Let’s break down what this means:

  1. 🔬 Perfect Accuracy: Regardless of whether we gave Gemini 1.5 Flash 50,000 tokens of context or 1,000,000 tokens, it consistently provided correct answers to our questions. This level of consistency is impressive and suggests that the model can effectively process and utilize information from extremely large contexts.
  2. 🧠 Information Synthesis: Our questions required more than just information retrieval. They involved comparing data points from different parts of the context. Gemini 1.5 Flash’s perfect score indicates a strong ability to understand information across a huge context, not just locate specific strings.

To put this in perspective, at the maximum context length, Gemini 1.5 Flash was accurately answering questions while processing the equivalent of a 400-page book in a single query. This is a significant leap beyond traditional document analysis capabilities.

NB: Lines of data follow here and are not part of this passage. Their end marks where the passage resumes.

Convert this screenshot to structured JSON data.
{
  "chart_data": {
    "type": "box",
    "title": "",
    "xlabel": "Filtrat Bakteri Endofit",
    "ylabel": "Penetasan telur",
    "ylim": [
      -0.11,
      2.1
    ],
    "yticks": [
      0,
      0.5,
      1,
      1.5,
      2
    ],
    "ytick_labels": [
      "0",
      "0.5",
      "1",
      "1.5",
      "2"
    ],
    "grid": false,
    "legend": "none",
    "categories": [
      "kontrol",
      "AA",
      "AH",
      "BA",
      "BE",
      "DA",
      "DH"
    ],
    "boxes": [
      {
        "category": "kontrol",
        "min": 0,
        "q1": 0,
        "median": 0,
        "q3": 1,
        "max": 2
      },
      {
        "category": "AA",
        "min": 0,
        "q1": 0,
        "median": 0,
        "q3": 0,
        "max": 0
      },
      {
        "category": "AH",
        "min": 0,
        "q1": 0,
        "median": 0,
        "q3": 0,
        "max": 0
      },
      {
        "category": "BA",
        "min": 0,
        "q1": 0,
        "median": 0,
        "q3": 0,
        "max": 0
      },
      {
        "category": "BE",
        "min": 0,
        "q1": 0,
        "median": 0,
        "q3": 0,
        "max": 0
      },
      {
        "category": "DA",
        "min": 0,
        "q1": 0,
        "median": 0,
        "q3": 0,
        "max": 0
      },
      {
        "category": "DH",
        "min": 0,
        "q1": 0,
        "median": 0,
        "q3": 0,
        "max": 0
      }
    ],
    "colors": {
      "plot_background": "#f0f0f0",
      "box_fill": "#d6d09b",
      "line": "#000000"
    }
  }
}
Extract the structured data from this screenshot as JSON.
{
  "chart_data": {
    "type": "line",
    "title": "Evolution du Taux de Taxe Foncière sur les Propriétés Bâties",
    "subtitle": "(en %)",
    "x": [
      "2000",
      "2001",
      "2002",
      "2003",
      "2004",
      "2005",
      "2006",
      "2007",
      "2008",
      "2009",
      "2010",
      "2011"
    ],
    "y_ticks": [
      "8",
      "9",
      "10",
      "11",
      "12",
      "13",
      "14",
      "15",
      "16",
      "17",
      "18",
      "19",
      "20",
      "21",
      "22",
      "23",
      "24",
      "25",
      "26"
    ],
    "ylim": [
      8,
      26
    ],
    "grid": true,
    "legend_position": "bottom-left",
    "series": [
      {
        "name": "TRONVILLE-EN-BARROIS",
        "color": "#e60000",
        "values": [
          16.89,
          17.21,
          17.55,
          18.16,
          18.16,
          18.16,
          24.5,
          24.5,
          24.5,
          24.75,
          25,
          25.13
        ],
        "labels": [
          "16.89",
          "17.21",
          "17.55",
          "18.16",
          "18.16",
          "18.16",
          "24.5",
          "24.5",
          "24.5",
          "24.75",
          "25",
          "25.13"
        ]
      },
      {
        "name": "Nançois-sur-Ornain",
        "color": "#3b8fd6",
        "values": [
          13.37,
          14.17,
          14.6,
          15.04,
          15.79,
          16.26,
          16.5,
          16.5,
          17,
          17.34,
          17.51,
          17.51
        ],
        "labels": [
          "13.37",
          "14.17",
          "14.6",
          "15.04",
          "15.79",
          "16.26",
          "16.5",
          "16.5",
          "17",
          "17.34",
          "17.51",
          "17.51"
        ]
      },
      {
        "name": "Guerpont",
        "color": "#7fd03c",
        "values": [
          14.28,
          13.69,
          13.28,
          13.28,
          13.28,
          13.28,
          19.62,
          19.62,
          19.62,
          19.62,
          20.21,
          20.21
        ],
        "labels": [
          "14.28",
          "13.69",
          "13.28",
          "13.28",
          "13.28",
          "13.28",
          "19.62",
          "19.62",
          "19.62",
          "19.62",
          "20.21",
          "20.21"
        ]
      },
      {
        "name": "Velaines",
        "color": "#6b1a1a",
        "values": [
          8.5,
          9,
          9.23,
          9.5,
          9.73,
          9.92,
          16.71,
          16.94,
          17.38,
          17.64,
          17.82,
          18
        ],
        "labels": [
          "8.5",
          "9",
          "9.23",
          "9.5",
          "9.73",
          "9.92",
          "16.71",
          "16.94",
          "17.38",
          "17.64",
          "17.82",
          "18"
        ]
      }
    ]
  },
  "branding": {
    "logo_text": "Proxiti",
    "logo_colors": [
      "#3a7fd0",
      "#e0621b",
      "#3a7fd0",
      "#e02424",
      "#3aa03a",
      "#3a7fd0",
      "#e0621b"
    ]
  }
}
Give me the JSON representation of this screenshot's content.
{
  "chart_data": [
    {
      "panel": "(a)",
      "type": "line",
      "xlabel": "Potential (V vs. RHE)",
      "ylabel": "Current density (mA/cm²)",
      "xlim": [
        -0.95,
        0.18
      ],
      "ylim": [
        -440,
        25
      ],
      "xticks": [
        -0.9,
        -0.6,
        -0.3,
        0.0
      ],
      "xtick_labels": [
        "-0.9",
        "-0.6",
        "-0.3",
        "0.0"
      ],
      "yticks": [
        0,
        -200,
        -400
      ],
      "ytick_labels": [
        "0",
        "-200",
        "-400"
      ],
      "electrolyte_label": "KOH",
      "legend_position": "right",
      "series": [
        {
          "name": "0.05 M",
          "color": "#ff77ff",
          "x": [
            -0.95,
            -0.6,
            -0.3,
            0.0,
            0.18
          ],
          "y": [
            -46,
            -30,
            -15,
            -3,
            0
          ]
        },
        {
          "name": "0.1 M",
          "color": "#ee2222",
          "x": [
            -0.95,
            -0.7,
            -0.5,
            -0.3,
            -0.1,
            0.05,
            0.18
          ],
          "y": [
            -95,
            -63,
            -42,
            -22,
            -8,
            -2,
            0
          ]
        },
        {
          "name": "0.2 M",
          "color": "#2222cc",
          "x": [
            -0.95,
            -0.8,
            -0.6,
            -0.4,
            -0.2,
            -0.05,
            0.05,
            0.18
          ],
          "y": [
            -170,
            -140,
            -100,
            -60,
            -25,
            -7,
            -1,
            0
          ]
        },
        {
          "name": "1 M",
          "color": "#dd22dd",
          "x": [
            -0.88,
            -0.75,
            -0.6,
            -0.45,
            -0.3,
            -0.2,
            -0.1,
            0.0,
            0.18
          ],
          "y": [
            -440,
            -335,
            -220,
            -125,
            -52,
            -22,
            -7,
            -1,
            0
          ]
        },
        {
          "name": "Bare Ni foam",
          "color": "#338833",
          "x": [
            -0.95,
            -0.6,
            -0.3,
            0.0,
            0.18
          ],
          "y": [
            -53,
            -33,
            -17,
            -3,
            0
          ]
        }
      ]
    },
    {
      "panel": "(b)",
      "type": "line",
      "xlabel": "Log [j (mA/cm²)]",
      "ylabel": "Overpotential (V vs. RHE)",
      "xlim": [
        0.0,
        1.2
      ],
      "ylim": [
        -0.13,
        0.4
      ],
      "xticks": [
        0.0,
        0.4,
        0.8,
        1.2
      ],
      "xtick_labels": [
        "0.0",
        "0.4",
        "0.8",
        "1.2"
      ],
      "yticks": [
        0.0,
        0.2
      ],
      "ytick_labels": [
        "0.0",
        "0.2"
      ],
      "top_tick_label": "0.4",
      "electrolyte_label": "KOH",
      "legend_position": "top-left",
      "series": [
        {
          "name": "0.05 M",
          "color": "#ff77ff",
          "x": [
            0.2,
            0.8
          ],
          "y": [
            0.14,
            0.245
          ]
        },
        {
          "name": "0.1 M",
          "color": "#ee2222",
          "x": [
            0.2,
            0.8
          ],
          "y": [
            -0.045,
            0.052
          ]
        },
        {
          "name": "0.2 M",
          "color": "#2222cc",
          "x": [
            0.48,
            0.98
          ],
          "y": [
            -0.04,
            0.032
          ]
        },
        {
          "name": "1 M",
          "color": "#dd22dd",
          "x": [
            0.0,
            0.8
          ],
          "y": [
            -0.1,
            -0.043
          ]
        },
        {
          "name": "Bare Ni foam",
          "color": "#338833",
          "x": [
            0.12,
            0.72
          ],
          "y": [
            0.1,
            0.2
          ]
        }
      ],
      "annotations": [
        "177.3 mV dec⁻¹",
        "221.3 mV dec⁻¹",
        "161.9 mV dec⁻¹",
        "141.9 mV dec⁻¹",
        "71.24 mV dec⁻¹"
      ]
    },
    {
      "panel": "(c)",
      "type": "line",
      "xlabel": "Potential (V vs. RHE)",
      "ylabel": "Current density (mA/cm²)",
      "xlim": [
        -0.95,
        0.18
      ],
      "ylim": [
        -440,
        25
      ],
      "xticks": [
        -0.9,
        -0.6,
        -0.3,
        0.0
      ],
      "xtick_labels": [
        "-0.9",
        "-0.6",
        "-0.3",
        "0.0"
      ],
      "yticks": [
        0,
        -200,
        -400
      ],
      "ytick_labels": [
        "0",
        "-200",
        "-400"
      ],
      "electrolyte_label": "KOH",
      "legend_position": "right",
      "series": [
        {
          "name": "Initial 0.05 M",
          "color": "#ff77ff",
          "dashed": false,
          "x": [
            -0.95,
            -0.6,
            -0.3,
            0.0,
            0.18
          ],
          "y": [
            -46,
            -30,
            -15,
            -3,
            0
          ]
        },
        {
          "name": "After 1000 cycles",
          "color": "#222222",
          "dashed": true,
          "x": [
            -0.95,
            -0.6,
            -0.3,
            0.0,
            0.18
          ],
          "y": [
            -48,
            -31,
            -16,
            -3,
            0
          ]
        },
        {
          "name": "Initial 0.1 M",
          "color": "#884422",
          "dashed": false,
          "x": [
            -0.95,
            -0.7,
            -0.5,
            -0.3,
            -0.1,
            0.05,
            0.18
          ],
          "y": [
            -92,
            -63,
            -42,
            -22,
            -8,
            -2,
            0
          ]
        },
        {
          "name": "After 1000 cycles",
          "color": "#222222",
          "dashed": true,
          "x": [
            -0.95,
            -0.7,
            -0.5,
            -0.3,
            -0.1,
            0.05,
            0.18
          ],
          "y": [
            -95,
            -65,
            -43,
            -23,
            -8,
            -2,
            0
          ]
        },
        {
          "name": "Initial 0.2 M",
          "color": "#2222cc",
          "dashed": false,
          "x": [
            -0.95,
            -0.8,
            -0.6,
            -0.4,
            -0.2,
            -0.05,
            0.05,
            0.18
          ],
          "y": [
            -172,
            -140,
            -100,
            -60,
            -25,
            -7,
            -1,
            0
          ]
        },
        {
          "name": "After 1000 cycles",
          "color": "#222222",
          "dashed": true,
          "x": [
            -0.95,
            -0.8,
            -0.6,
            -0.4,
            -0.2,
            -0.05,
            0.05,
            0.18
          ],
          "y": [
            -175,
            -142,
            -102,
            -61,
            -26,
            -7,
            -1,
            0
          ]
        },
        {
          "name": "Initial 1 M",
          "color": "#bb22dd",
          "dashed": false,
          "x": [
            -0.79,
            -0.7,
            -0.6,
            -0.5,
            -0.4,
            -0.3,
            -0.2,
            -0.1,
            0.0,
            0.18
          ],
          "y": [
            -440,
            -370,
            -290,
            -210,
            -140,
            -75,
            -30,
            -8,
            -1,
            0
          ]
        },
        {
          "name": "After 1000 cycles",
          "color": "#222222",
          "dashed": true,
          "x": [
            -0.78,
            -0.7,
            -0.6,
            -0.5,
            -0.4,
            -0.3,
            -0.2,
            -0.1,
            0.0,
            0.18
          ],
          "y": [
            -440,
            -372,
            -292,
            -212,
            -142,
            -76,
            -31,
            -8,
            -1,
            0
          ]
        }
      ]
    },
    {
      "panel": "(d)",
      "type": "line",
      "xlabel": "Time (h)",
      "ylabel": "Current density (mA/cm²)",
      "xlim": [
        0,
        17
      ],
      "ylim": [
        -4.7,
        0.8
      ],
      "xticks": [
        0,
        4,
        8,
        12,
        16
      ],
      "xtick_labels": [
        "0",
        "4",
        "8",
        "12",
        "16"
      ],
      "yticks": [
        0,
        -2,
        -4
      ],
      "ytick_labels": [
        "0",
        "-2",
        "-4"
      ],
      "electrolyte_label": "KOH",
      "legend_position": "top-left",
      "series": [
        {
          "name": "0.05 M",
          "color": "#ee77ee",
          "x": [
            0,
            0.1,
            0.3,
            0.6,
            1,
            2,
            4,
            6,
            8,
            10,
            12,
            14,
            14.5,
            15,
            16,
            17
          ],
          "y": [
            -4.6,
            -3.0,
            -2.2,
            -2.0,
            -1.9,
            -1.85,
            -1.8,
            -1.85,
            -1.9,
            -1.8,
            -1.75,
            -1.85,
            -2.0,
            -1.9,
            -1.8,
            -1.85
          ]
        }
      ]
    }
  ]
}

However, it’s important to note some limitations of our experiment:

  1. Question Complexity: Our questions, while requiring synthesis, are relatively straightforward. We deliberately avoided questions requiring complex numerical reasoning or identifying trends across the entire dataset.
  2. Limited Question Set: We used a small set of questions for each evaluation. A larger, more diverse set of questions could provide even more robust insights into the model’s capabilities.

Despite these limitations, the results are extremely promising. They suggest that Gemini 1.5 Flash can maintain high accuracy and information synthesis capabilities with very low costs, even when dealing with massive amounts of context. This opens up exciting possibilities for applications in various fields, from business analytics to scientific research.